Trespass for personal injuries. Before FINLETTER, P. J.
Compulsory non-suit entered. Motion to take off non-suit refused. Plaintiffs appealed.
Frank J. Eustace, Jr., with him Francis M. McAdams, for appellants.
Arthur Littleton, with him Morgan, Lewis Bockius, for appellee.
On September 19, 1941, between four and five o'clock in the afternoon, Charles Davidonis, a lad then ten years of age, accompanied by an eleven-year-old boy named Richard Wright, was on the south sidewalk of Spring Garden Street about thirty feet west of Sixteenth Street in Philadelphia. Beginning at that point there were several automobiles parked to the west along the south curb of the street. While Richard remained on the sidewalk looking at the United States Mint, Charles started to walk across to the north side of Spring Garden Street on a line immediately to the east of these automobiles. Spring Garden Street is a wide street with a double line of trolley tracks, the southernmost rail being about 17 feet from the south curb. Charles reached a point within a foot of this rail when Richard, seeing defendants' truck coming east between the rail and the parked automobiles called out to Charles in order "to make him come back." Charles turned to his right and started back to the curb, but, after taking two or three steps, was struck by the truck, his foot getting caught between the bumper and right fender. He sustained compound fractures of the tibia and fibula of the left leg. This suit was brought to recover damages. The court entered a nonsuit.

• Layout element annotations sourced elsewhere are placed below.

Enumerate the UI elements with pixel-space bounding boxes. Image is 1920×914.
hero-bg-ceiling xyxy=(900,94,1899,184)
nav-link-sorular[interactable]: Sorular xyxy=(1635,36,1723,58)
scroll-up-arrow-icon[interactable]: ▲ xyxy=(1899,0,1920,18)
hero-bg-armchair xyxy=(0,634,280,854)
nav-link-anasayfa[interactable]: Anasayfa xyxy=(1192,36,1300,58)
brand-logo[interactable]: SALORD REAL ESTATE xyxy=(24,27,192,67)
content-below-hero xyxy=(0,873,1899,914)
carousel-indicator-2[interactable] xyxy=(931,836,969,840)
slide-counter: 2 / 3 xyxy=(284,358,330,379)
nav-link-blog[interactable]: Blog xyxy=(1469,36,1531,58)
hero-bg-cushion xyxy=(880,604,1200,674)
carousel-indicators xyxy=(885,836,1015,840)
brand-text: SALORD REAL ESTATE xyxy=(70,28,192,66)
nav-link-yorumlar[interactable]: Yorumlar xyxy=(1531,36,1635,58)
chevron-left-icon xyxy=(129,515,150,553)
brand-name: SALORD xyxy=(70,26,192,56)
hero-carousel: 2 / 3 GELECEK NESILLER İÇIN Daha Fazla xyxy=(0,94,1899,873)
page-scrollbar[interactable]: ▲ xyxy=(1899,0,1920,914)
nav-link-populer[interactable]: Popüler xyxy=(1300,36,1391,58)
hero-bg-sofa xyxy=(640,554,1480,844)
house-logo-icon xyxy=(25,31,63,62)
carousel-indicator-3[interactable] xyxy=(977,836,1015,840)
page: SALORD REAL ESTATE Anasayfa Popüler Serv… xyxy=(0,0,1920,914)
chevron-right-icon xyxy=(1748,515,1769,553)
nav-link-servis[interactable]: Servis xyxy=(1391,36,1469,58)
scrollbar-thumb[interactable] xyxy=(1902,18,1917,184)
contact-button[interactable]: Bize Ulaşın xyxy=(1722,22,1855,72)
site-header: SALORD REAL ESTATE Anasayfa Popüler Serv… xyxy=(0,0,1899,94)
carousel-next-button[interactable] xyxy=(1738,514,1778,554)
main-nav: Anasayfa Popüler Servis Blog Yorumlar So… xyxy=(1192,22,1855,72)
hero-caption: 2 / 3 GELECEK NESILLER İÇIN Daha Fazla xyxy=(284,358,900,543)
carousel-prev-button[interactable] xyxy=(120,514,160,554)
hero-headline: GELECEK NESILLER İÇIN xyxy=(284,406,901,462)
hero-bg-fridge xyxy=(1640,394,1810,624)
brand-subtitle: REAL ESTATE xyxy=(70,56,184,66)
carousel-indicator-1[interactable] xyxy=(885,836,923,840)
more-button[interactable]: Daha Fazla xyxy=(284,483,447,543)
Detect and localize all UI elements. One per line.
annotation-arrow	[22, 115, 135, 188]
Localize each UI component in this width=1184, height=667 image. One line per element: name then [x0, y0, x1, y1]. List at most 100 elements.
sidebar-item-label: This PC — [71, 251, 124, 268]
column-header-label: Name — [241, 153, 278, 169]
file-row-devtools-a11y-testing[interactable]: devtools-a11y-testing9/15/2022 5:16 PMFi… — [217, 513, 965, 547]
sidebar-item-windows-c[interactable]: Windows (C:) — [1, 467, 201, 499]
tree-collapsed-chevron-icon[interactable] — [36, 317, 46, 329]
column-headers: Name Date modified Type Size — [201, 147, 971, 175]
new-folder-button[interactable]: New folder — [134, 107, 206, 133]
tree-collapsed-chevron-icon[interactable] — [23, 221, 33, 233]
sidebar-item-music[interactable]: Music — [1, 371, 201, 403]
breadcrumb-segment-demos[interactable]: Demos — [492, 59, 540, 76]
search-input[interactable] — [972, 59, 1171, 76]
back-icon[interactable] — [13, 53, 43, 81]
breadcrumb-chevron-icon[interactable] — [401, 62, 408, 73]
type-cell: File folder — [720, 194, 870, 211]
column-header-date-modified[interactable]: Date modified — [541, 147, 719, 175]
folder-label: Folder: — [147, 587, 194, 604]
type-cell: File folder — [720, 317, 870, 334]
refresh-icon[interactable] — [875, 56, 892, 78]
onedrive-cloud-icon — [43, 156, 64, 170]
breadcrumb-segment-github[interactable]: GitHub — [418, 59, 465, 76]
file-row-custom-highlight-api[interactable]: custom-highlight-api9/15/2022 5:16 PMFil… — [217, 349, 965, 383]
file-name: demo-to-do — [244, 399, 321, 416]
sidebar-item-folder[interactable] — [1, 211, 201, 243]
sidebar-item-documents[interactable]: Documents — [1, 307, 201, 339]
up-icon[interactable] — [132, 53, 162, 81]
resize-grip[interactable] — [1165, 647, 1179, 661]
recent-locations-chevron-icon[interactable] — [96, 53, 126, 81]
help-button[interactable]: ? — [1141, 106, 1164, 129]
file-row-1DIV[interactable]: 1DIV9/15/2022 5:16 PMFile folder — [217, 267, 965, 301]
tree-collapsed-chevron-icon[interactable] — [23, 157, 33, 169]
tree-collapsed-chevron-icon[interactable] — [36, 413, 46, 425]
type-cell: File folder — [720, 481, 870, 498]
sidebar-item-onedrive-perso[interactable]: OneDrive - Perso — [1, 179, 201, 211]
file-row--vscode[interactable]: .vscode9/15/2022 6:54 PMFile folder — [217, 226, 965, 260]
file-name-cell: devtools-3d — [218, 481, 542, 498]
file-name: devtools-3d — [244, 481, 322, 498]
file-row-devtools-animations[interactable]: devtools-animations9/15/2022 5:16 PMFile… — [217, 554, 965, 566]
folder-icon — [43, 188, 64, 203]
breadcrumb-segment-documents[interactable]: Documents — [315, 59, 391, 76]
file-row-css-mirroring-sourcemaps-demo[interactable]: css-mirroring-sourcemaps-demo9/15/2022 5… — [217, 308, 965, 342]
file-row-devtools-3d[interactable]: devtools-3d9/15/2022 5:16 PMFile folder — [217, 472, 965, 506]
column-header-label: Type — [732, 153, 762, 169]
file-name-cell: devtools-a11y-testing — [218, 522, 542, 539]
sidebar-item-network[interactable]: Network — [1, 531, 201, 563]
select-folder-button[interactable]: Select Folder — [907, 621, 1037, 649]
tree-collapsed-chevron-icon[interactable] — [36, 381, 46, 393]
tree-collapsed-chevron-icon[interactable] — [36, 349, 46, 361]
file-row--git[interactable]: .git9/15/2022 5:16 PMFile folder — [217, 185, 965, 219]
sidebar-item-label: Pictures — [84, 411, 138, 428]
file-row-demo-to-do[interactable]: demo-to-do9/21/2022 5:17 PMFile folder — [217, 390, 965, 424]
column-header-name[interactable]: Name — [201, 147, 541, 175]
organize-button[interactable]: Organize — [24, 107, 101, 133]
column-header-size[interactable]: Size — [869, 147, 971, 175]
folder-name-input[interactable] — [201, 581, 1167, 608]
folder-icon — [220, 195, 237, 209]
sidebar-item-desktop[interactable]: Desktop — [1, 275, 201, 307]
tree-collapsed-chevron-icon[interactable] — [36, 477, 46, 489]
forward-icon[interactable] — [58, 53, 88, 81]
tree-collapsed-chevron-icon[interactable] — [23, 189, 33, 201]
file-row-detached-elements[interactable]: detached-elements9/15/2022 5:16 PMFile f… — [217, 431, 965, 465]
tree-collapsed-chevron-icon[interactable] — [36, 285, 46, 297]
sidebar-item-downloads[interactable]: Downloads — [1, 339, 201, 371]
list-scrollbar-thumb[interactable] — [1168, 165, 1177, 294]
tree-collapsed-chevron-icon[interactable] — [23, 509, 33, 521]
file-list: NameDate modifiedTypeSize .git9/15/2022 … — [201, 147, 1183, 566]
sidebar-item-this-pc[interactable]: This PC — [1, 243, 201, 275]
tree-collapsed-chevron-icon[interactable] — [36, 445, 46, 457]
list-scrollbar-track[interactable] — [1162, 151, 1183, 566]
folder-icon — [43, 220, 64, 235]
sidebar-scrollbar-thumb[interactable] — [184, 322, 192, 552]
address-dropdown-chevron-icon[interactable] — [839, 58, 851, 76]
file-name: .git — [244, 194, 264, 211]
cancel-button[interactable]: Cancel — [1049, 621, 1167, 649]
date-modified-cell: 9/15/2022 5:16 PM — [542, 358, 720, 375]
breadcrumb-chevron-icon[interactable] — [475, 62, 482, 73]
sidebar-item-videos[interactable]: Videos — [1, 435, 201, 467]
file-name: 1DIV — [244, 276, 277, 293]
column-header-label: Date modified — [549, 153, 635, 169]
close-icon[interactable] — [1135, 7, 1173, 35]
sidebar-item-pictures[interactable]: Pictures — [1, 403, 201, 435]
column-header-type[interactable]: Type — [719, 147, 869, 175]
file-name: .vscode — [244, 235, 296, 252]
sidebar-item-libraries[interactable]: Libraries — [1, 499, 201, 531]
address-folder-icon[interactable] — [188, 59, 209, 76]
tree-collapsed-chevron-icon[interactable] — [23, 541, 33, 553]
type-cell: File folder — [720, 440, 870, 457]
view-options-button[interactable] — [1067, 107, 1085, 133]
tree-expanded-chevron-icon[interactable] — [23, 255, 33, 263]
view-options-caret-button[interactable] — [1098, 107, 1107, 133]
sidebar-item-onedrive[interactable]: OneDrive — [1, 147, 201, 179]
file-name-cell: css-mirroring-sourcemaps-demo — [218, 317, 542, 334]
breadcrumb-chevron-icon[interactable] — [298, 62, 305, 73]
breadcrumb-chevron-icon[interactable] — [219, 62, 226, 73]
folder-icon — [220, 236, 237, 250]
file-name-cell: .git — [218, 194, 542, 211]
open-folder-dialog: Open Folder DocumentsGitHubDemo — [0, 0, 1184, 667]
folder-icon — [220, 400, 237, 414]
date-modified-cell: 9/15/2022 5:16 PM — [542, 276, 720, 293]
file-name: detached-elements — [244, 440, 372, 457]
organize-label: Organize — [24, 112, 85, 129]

There is no evidence here of negligence upon which any liability of defendant can be based. Richard testified that when he first saw the truck it was about fifty feet from Charles. The latter was then within a foot of the rail walking north and had cleared the pathway of the truck; at least there is no evidence to the contrary and if the fact were otherwise the burden was upon plaintiffs to establish it. When Charles, in response to Richard's call, started back, the truck must have been even less than fifty feet away. The operator had no reason to anticipate that the boy would suddenly retrace his steps. While there is no testimony as to the speed of the truck it was evidently traveling slowly because it came to a stop before reaching 16th Street.
The operator of a vehicle is not obliged to have it under instant control between crossings, as would be his duty at an intersection: McAvoy v. Kromer, 277 Pa. 196, 199, 120 A. 762, 763; Whalen v. Yellow Cab Co., 313 Pa. 97, 99, 100, 169 A. 97, 98. Nor is this the case of a child playing in the highway and therefore liable to dart suddenly in any direction; on the contrary, the boy was walking across the street as any ordinary pedestrian would have done, and, since he unexpectedly stepped back in front of the truck at a time when it was so close to him, the operator cannot be convicted of negligence, especially as he had the truck under such control, even though not at a crossing, that he was able to bring it to a stop in little if any more than its own length.
The judgment of nonsuit is affirmed.